Some of those 50,000 will have a bank account, which is another option for confirming the age of a minor, so it would be even fewer.

  • 2.8 million children had a bank account (2017) according to Nationwide, with 750,000 new accounts opened by them a year.

Industry could simply be required to underwrite the cost of these “age checks of last resort” to guarantee that no child is unable to prove their age, even if they are undocumented, and we would certainly be prepared to facilitate a suitable scheme to meet that condition

So, for the 2.5% or fewer children without existing documentation, then vouching is available, such as the process already operated by issuers of Proof of Age Standards Scheme cards (see Citizencard for example). This is a robust and audited approach to confirming age where documentation is not available. It would be easy for Ofcom to require that platforms make this option available at no additional cost to users to guarantee accessibility and inclusivity.

This is all achievable today. With some determination and will, Ofcom could go further to enable age verification at 13. The systems in place to check adult ages against authoritative databases such as the electoral roll or credit reference agencies, can easily be applied to confirm the age of children from relevant databases, if Ofcom takes the initiative to work with the owners of such data across government – education, health and benefits databases would all solve this problem.

We note the comments of eight peers who were regularly engaged in the consideration of the Act in the House of Lords which we endorse.

It’s possible that Ofcom officials are concerned that age assurance for children below the age of 18 is hard to achieve with today’s technology. If that is the case, we would respectfully suggest that this concern does not align with existing industry practice where a range of age assurance methods are already being deployed to estimate the age or age range of users for safety, privacy and commercial reasons. There is also clear evidence over the last decade that the regulated companies invest time and money in child safety technology when regulators require them to do so. And when legislation is in place, such as the Age-Appropriate Design Code, tech development has followed swiftly.

The Act anticipates that age estimation strategies will be part of the regulatory standards and so your decision to require a single standard of age assurance (“highly effective”) goes against the terms of the Act and the intentions of Parliament. We are bewildered at the decision to do nothing at all to protect children under 13, and at the same time give regulated companies safe harbour…

Throughout the Act’s passage through parliament, both HMG and Ofcom repeatedly assured us that the Act gave you the powers required to protect children. At no point did Ofcom raise concerns that the powers were insufficient, indeed when parliamentarians raised concerns about ensuring that age assurance was developed to create age-appropriate services, or that terms should be mandatory – we were told that ‘the Children’s Code would do that’. So, we are confused as to why you have chosen not to.”

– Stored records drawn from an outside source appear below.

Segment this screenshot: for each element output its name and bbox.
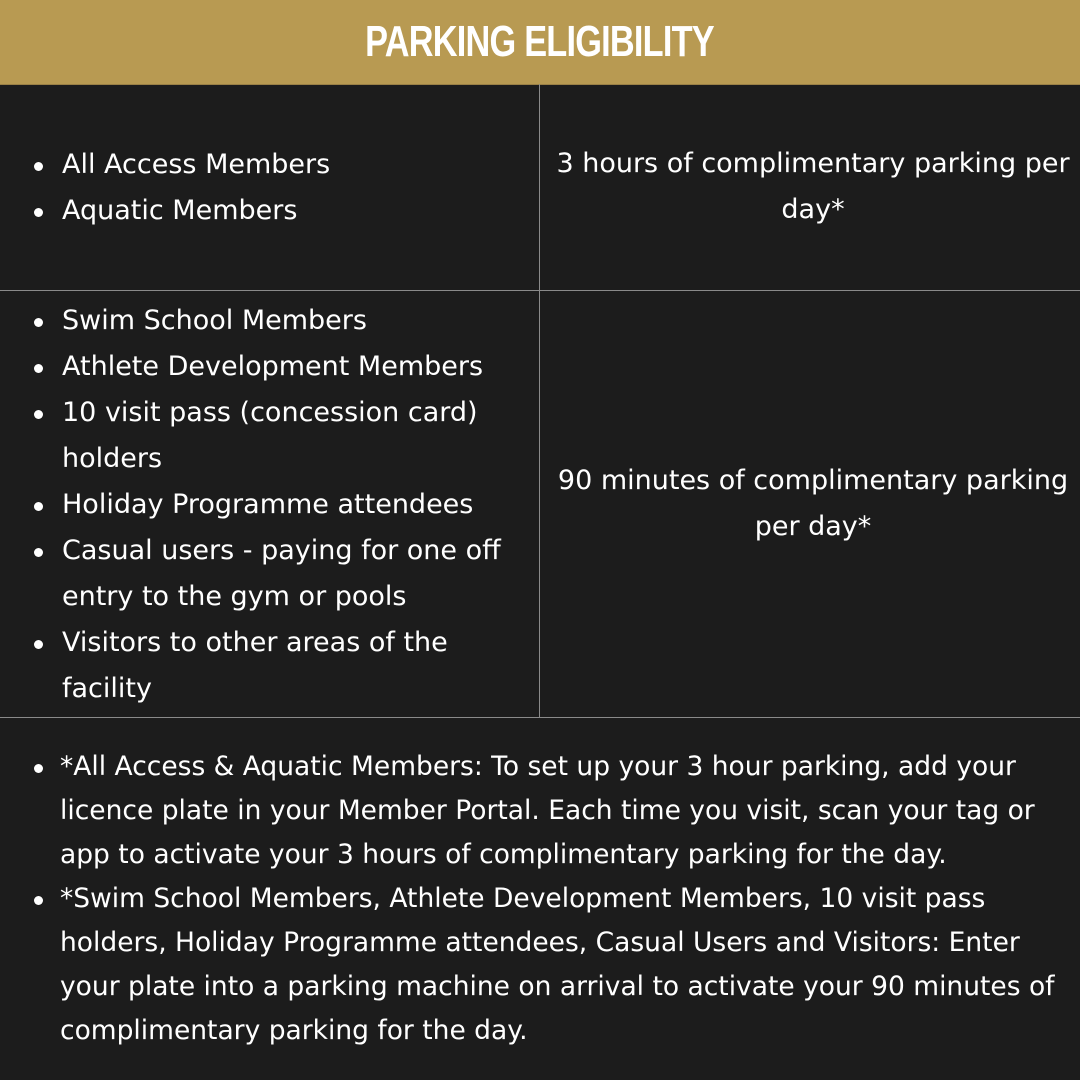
eligible-groups-cell bbox=[0, 291, 540, 717]
header-banner bbox=[0, 0, 1080, 85]
note-item: *All Access & Aquatic Members: To set up your 3 hour parking, add your licence plate in your Member Portal. Each time you visit, scan your tag or app to activate your 3 hours of complimentary parking for the day. bbox=[0, 745, 1070, 877]
eligible-groups-list bbox=[0, 142, 520, 234]
eligible-groups-cell bbox=[0, 84, 540, 290]
notes-section bbox=[0, 718, 1080, 1080]
notes-list bbox=[0, 745, 1070, 1053]
list-item: Casual users - paying for one off entry to the gym or pools bbox=[0, 528, 510, 620]
page-title: PARKING ELIGIBILITY bbox=[365, 17, 715, 66]
list-item: Aquatic Members bbox=[0, 188, 520, 234]
list-item: 10 visit pass (concession card) holders bbox=[0, 390, 510, 482]
note-item: *Swim School Members, Athlete Development Members, 10 visit pass holders, Holiday Programme attendees, Casual Users and Visitors: Enter your plate into a parking machine on arrival to activate your 90 minutes of complimentary parking for the day. bbox=[0, 877, 1070, 1053]
list-item: Visitors to other areas of the facility bbox=[0, 620, 510, 712]
allowance-text: 3 hours of complimentary parking per day* bbox=[556, 148, 1070, 225]
list-item: Holiday Programme attendees bbox=[0, 482, 510, 528]
list-item: Athlete Development Members bbox=[0, 344, 510, 390]
allowance-cell bbox=[540, 291, 1080, 717]
eligibility-row-members bbox=[0, 84, 1080, 291]
eligible-groups-list bbox=[0, 298, 510, 712]
allowance-text: 90 minutes of complimentary parking per day* bbox=[557, 465, 1069, 542]
eligibility-row-casual bbox=[0, 291, 1080, 718]
list-item: All Access Members bbox=[0, 142, 520, 188]
allowance-cell bbox=[540, 84, 1080, 290]
list-item: Swim School Members bbox=[0, 298, 510, 344]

It would not be in keeping with either the letter or the spirit of the Online Safety Act to give up on any attempt to enforce the minimum age required by terms of service, and indeed by GDPR and the age-appropriate design code. Ofcom can add regulations to mitigate fully the risk of exclusion through guaranteeing alternative options for verification for children who lack documents or records.

We draw the attention of Ofcom to the latest work of euCONSENT ASBL in developing a tokenized, double-blind, device-based interoperable solution for age assurance. This can be used to enable other sites and apps to easily assure the age of all users once they have completed a single, initial age check with a participating age assurance provider.

This solution will distinguish between differing levels of assurance, so it will be possible to require that only tokens created based on checks which meet the standard for Highly Effective Age Assurance can be used when that is required, while tokens from a “broadly effective age assurance” process could be accepted for lower risk use-cases.